Sen. McConnell has summed it up like this:
“It goes something like this: Phase 1: Republicans identify a challenge and propose a solution. Phase 2: Liberals sit on their hands until the last minute. Phase 3: They offer some gimmicky tax hike bill designed to fail – then blame everyone else when it does. Phases 1 and 2 have gone exactly according to plan. House Republicans proposed and passed plans to replace the sequester months ago. And as if on cue, Senate Democrats then doggedly refused to consider any of them, much less offer any of their own.
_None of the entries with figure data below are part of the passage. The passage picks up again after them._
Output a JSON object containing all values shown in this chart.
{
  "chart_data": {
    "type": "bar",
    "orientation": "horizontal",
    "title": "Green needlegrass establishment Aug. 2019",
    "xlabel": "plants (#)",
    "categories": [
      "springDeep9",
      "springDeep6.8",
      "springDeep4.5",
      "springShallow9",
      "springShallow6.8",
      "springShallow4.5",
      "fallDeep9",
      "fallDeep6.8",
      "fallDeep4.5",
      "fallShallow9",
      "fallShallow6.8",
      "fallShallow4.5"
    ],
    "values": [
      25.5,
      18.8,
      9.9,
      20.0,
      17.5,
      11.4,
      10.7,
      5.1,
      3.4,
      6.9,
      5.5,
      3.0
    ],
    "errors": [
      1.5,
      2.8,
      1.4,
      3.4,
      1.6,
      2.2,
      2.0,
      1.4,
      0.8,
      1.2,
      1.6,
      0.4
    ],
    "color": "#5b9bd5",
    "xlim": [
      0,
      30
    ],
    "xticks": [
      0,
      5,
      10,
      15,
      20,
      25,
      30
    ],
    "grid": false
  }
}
So, here we are — again — at Phase 3, which means it’s now time for them to swoop in with the gimmick.
“If [Democrats] were the least bit serious about a solution, they’ve had more than a year to write a bill in committee, bring it to the floor, vote on amendments, get it to the House, and fix this!"
- “Obama’s been virtually absent from the legislative process” of replacing his sequester, reports Politico. After getting the $600 billion in tax hikes he wanted last month (with no spending cuts), “there has been no discernible effort by the White House to work on a bill that might pass.”
- “The Obama administration seems to be spending far more time warning of the consequences of the sequester — and blaming Republicans for it — than engaging in actual negotiations that would prevent it,” says ABC News
- “The president hasn’t actually come up with a proposal to avert sequestration,” says David Brooks in the New York Times, “let alone one that is politically plausible.”
- “Tuesday's event had the feeling of a campaign commercial that went too far to be believed,” says the Los Angeles Times
- Politico says calls to GOP leaders were “perfunctory,” meant to “inoculate” the president from criticism that he’s campaigning instead of urging Senate Democrats to follow the House and pass legislation replacing his sequester. Their headline asks, “Is President Obama overplaying sequester hand?”